At the final Steuben County Historical Society Winter Lecture (4 PM Friday, April 4), a panel of three modern women will report on the experiences of these three nineteenth-century women.  Sarah Love will report on Adelaide Church, and Jean Doherty on Rhoda McConnell.  Helen Kelly Brink will tell about her great-grandmother, Maryett Kelly.”
The three women experienced the war differently, of course.  Maryett wrote in 1863, “Scottie is as busy as a bee finding all the mischief he can get in to.  He comes in once in awhile and lays down on the floor and says ma I am tired.  He is a grate deal of company for me theas long lonesome days and sis is as good as she can be.  John, how I do wish you could see her.  She is as fat as a little pig.”

Maryette Babcock Kelly 001

On the other hand, Rhoda McConnell in 1865 wrote from her teacher’s desk, “Oh Dick, Angi Riman has sent her baby about 2 years old down to school today and I don’t thank her for it. For I have enough trouble without being bothered with such little rats and I’ve a mind to send it right home….”
Teaching one-room schools was not as idyllic as we’d like to think. But at least her soldier friend came home (albeit without the use of one arm), and, in his own description, they married to live happily ever after. John Kelly came safe home as well.

Rhoda McConnell

Adelaide Church was from a different economic stratum and at a different stage of life than the others, at finishing school in Buffalo as the war drew on. In many ways she seems not to have noticed the great calamity much… in one diary entry she gives equal weight to a game of chess, and the fall of Fort Sumter.

Adelaide Church

Henry Clay Work, who lived near the end of his life at the Bath Soldiers’ Home, wrote a wildly-popular song pointing out that while patriotism was mighty important to the solders, they had other things on their minds as well.
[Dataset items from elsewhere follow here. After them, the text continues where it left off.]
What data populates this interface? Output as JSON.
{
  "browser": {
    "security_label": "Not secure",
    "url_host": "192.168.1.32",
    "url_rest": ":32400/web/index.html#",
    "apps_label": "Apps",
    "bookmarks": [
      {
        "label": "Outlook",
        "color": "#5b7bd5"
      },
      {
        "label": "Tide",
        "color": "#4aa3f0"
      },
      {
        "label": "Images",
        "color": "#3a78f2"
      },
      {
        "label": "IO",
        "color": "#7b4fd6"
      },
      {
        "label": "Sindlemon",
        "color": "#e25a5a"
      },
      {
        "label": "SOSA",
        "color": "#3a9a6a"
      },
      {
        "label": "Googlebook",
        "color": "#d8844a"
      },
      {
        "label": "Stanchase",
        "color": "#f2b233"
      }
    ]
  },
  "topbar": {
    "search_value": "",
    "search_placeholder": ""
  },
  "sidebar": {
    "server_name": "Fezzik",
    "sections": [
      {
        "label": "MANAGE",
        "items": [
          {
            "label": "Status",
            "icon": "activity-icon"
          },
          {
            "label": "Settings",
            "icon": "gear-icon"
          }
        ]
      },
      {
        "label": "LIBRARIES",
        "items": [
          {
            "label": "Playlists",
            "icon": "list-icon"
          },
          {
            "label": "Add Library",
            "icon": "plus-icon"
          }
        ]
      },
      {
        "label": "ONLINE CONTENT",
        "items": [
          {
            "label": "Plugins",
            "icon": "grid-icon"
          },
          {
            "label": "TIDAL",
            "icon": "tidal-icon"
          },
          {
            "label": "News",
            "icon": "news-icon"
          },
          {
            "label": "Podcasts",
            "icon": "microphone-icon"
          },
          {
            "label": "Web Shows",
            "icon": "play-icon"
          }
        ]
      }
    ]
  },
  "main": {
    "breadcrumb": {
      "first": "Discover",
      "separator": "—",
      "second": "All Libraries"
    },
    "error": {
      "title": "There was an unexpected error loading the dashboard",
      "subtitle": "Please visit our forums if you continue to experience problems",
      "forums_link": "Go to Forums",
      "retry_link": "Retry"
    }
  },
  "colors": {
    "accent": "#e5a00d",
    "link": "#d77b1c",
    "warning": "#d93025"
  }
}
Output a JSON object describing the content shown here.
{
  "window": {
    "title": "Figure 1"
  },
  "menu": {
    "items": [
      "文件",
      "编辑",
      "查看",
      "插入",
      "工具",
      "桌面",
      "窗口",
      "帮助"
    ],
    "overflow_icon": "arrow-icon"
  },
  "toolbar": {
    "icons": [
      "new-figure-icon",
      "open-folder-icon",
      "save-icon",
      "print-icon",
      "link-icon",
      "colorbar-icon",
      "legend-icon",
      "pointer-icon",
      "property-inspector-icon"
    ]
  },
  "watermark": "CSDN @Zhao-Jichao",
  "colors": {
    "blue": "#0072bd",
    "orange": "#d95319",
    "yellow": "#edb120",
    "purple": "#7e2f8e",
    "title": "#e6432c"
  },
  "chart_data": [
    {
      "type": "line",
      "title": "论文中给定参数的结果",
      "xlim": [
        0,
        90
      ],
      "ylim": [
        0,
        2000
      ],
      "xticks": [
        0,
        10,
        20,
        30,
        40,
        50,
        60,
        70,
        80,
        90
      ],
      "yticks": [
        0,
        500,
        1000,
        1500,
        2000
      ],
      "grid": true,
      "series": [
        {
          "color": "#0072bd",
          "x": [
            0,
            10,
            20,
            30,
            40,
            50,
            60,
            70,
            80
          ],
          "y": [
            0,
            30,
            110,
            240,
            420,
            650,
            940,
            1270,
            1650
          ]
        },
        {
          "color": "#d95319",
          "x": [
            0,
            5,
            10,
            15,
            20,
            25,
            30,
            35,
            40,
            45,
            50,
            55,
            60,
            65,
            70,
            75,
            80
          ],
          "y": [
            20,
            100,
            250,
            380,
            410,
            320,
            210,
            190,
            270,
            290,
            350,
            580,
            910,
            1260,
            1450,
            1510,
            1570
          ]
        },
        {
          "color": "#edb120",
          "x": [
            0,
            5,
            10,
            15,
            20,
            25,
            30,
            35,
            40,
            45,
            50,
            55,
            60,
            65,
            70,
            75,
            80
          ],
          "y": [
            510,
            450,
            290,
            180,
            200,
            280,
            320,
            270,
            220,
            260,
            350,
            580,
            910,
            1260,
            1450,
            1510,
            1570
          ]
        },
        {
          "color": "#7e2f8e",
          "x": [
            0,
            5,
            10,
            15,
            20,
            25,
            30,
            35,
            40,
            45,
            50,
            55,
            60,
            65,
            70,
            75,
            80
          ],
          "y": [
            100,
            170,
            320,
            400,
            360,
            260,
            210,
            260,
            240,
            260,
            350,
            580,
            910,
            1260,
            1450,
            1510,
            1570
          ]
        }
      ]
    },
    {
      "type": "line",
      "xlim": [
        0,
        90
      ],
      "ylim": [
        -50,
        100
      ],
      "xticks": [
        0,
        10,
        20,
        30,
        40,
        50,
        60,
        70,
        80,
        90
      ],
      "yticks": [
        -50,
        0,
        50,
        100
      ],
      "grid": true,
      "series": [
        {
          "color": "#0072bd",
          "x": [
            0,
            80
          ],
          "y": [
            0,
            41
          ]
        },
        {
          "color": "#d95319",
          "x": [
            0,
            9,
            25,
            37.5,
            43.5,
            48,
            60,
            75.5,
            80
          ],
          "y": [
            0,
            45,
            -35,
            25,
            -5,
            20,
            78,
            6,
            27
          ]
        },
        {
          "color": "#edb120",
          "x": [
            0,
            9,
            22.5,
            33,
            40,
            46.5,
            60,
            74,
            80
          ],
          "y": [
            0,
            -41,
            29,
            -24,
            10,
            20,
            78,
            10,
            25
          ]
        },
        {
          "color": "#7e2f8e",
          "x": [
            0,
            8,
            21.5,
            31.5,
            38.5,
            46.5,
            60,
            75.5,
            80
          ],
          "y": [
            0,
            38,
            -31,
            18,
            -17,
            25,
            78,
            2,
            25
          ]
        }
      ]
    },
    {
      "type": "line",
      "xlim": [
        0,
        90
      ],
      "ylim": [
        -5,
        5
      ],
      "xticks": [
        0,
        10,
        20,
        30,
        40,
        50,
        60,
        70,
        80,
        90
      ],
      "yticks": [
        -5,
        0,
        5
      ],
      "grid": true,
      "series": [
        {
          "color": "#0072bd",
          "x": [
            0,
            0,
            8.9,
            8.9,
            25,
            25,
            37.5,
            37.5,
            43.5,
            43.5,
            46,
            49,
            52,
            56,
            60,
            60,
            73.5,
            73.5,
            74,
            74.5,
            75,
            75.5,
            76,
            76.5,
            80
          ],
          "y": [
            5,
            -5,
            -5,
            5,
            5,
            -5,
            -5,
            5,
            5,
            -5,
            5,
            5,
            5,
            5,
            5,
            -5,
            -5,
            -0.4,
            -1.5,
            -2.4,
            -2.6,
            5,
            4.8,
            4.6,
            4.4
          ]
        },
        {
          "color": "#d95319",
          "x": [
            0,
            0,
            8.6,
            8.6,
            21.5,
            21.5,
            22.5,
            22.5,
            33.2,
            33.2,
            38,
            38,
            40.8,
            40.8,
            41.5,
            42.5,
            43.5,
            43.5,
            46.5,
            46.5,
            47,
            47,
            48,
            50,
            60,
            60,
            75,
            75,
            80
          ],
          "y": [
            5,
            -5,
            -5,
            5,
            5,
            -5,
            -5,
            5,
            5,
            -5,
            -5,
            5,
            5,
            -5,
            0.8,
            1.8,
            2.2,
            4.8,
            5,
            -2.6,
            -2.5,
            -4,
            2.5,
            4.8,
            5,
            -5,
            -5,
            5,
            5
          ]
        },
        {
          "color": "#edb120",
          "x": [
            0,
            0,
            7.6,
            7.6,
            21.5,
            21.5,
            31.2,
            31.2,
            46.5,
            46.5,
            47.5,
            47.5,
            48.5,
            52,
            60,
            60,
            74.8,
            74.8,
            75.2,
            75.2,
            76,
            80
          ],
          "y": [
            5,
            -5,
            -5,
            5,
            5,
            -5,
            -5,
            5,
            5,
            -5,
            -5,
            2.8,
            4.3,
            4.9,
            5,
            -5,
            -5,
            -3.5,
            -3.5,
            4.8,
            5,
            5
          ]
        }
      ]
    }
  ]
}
When the shadows dance on the canvas walls
And the camp with melody rings;
‘Tis the good old song of the Stripes and Stars
That the fireside circle sings.
Of the Stripes and Stars, the Stripes and Stars
For love of which they roam;
But the final song and the sweetest one
Is the song of the Girls at Home.
So – what was life like for the girls at home? Women experienced the Civil War much as they experienced the two World Wars. They tended the kids, and the farms, on their own. They staffed the war factories. They took over jobs that were always considered men’s jobs, and they lost them when the men came home. They nursed casualties. They tried to sleep while agonizing over the next arrival of casualty lists.
Far too often, of course, those lists brought bad news. Everybody in America knew men who died in the Civil War. For some it was far more personal… a husband, brother, father, son, fiancee. That illustration from my childhood library may have been hokey, but it reflected a horrible reality. Henry Clay Work wrote another song, this one about a mother who doesn’t understand the big war or its big words.

And these are the britches he used to wear,
The very same stitches, the patch, and the tear,
But Uncle Sam’s give him a brand new pair,
When they grafted him into the army.
Oh, Jimmy, farewell,
Your brothers fell,
Way down in Alabammy.
I thought they would spare a lone widder’s prayer –
But they grafted him into the army.

Not every woman was willing to “let him go,” and whether they did or not, they didn’t just sit around waiting for casualty lists. They had lives to get on with, and they even took time to write about it, so we can look over their shoulders.
The presentation at the Bath Fire Hall is free and open to the public.